Horizon Zero Dawn was developed on the new Decima engine, and the world looks absolutely stunning. Nature has taken the Earth back, and enemies have their own personalities. HZD is easily worth players’ time, and there’s even a large DLC pack (The Frozen Wilds) available on the PlayStation Store for players to sink their teeth into once they’re done with the main campaign.
3. Marvel’s Spider-Man
Spider-Man is my favorite superhero of all time. I feel like he’s easier to relate to than most, which is why I enjoy his character so much. Insomniac games brought his world to life last year through a partnership with Marvel. Taking combat lessons from the Batman Arkham franchise works well for our web-slinger, and slinging through the city streets is fast and exhilarating. What makes it even more impressive is how well building momentum while swinging through the world makes Spider-Man move efficiently. It’s easy to spend 40+ hours exploring the world and all the things to do. This was Spider-Man’s best outing to date, and it certainly won’t be the last for PlayStation.

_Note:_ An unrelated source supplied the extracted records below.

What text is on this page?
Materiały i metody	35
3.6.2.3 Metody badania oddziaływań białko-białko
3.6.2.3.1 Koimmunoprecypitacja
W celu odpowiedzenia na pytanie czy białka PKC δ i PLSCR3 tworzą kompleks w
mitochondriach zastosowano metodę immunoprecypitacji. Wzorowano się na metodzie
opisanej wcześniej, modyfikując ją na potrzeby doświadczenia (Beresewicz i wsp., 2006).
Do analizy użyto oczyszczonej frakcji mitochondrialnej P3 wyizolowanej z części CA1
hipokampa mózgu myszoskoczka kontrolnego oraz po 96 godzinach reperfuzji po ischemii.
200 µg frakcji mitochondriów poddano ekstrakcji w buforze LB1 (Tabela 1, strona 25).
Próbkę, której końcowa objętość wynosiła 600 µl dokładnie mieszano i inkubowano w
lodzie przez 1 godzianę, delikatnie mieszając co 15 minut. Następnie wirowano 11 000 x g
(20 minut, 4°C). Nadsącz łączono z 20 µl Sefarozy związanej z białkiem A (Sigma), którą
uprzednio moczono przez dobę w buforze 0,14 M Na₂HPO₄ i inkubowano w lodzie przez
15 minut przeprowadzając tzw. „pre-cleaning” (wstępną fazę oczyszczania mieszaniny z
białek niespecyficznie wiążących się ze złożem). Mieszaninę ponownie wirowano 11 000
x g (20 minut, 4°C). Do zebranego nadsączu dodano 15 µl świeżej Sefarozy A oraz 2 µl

Anyone who has subjected themselves to the difficult Soulsborne titles should know why Bloodborne is on this list. Not only is Bloodborne one of the most difficult titles I’ve played, but it’s also one of the most rewarding. That trend continues through every Dark Souls title, as well as the recently released Sekiro: Shadows Die Twice. Discovering the lore of Yharnam in the dark, dismal environment is incredibly eerie.
The combat is fluid and tight, and without much in the way of a blocking system, far more rewarding (in my opinion) than defeating most of the Dark Souls bosses. It’s hard to put into words why most of the FROMSOFTWARE games are so good, but the sense of progression and accomplishment is an addictive high while slaughtering enemies. This was also the only Soulsborne exclusive for PlayStation 4.
1. God of War
It’s hard for me to put into words just how much I loved God of War. The brutal action God of War was intermittently injected with brief moments of tenderness between father and son, all while slaying beasts with Kratos’s leviathan axe. This was the first time the franchise had gone pseudo-open world, and it worked like a charm. The exploration allowed Kratos to explain the lore of the world without the narrative losing steam, yet still allowed for some brutal action set pieces.
A lack of true story bosses were really the only thing holding the title back, but the story sets up for some future fights that I’m really looking forward to. Anyone wanting an extra challenge were able to take on a series of difficult Valkyrie battles, or explore the dangerous poison gas realm of Niflheim. There really wasn’t a shortage of extra difficulty, it just wasn’t part of the narrative. God of War is the definitive game for PlayStation 4, and should be in every player’s library.